Hacker News new | ask | show | jobs
by elangoc 3771 days ago
If we invoke the ancient European idea of the "public trust doctrine" to bolster the justness of the argument that Vinod Khosla should create a path on his private land for the public use -- then why can't California invoke that same reasoning to overturn the antequated water ownership laws that give private, transferrable ownership of ground resources (including water) for large landowners who control a large portion of the state's water sources?

The attitude about California's ground water is, "Hey, they own the water based on the laws on the books, what can you do?" Much of the public would rather they not use all that water on almonds and alfalfa and whatnot, just to export elsewhere. Why can't the rest of the country grow that stuff? How can someone exclusively own the groundwater like that??

Whatever law that applies to Vinod Khosla should apply to those large water-wasting water-owners.

(And it follows that however dastardly Vinod Khosla may seem, the large water-owners in California are irrevocably screwing over California's future generations' water resources, and are thus in my book, much more worthy of scorn and "public trust doctrine" action.)

1 comments

> Why can't the rest of the country grow that stuff?

Yea... That's not how plants work. Plants have zones that they grow in, and some are even more restrictive.

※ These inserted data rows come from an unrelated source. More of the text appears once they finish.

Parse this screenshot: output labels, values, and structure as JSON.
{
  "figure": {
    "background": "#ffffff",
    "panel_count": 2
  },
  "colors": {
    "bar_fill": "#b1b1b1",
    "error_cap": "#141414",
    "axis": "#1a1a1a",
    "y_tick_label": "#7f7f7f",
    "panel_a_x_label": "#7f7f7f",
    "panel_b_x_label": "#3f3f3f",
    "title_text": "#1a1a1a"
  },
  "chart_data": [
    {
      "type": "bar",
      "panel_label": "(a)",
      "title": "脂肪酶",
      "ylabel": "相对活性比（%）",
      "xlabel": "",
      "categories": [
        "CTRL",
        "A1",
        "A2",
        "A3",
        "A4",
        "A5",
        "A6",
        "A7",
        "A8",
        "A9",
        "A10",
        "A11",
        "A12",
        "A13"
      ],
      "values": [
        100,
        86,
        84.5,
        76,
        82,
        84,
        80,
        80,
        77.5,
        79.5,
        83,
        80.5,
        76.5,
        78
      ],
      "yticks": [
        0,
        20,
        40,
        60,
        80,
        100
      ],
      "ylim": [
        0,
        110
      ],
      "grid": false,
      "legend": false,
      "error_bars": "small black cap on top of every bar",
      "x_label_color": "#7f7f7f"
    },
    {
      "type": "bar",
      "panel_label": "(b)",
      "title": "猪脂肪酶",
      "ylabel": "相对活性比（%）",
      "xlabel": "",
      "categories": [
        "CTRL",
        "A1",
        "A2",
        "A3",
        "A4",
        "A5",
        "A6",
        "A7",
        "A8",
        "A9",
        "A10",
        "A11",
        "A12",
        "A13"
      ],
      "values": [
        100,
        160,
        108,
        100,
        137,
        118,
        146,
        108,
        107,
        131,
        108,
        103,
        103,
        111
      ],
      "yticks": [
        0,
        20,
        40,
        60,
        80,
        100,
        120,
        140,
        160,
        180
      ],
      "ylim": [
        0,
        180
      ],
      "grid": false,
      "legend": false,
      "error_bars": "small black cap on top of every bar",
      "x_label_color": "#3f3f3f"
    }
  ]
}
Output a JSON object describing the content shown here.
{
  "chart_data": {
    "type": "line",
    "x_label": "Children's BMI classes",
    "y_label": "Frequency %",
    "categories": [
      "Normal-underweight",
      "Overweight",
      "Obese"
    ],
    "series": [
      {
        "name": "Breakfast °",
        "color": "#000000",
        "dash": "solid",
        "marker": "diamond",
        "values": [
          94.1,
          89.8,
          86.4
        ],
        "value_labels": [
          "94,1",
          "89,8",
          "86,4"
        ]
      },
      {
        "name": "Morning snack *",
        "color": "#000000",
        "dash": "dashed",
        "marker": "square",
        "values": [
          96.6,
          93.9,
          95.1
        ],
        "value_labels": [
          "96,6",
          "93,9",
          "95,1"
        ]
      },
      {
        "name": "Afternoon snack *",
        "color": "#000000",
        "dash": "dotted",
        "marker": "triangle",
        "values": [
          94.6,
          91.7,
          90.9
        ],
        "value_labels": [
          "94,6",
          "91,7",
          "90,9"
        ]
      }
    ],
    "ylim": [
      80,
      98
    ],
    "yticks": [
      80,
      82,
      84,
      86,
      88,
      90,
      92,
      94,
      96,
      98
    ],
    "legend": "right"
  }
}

Where I live, even if I grew cherry and apple trees, I would never get fruit off of them because it's too hot here.

I like the way you're thinking though. As an avid gardener, I just had to dig against this one a little.

Yeah, just wanted to drop in and affirm that I already knew that not everything can grow everywhere.

(Ex: apples can grow in Appalachia, but they're famous in Washington state; potatoes may not grow well in Florida, and oranges wouldn't grow well at all in Idaho...) But almonds must grow in at least one other place where there is more water than in California's Central Valley.

So I think we're on the same wavelength.

And I remember hearing 10 years ago that water will be the new resource that people fight over, if oil was the resource that people fought over for the last half-century. And that agriculture trade would be a form of trading water. That's sort of already happening. Call me naive, but we should cut down on California's production of some crops, and use good Midwest farmland more efficiently by growing more non-meat agriculture instead of meat.

Sure; I tried to couch the response and it seems like that was effective. It's probably just redirected anger at not being able to have beautiful cherry and Hass avocado trees where I live. :-\
I think we could live with fewer almonds, speaking as someone in the midwest. It's a waste of water in a place where it's increasingly scarce. We'll just eat something else.
The problem isn't directly with the amount of almonds. They're a fungible commodity; market pricing will take care of that. The root problem is that the main input to almond production, water, is being drastically subsidized below what market price would be, meaning that almond growers aren't getting the correct market feedback to properly scale production. If the growers were charged a market rate for water, and almond demand didn't change despite the price increase, then there's no reason for them to produce less.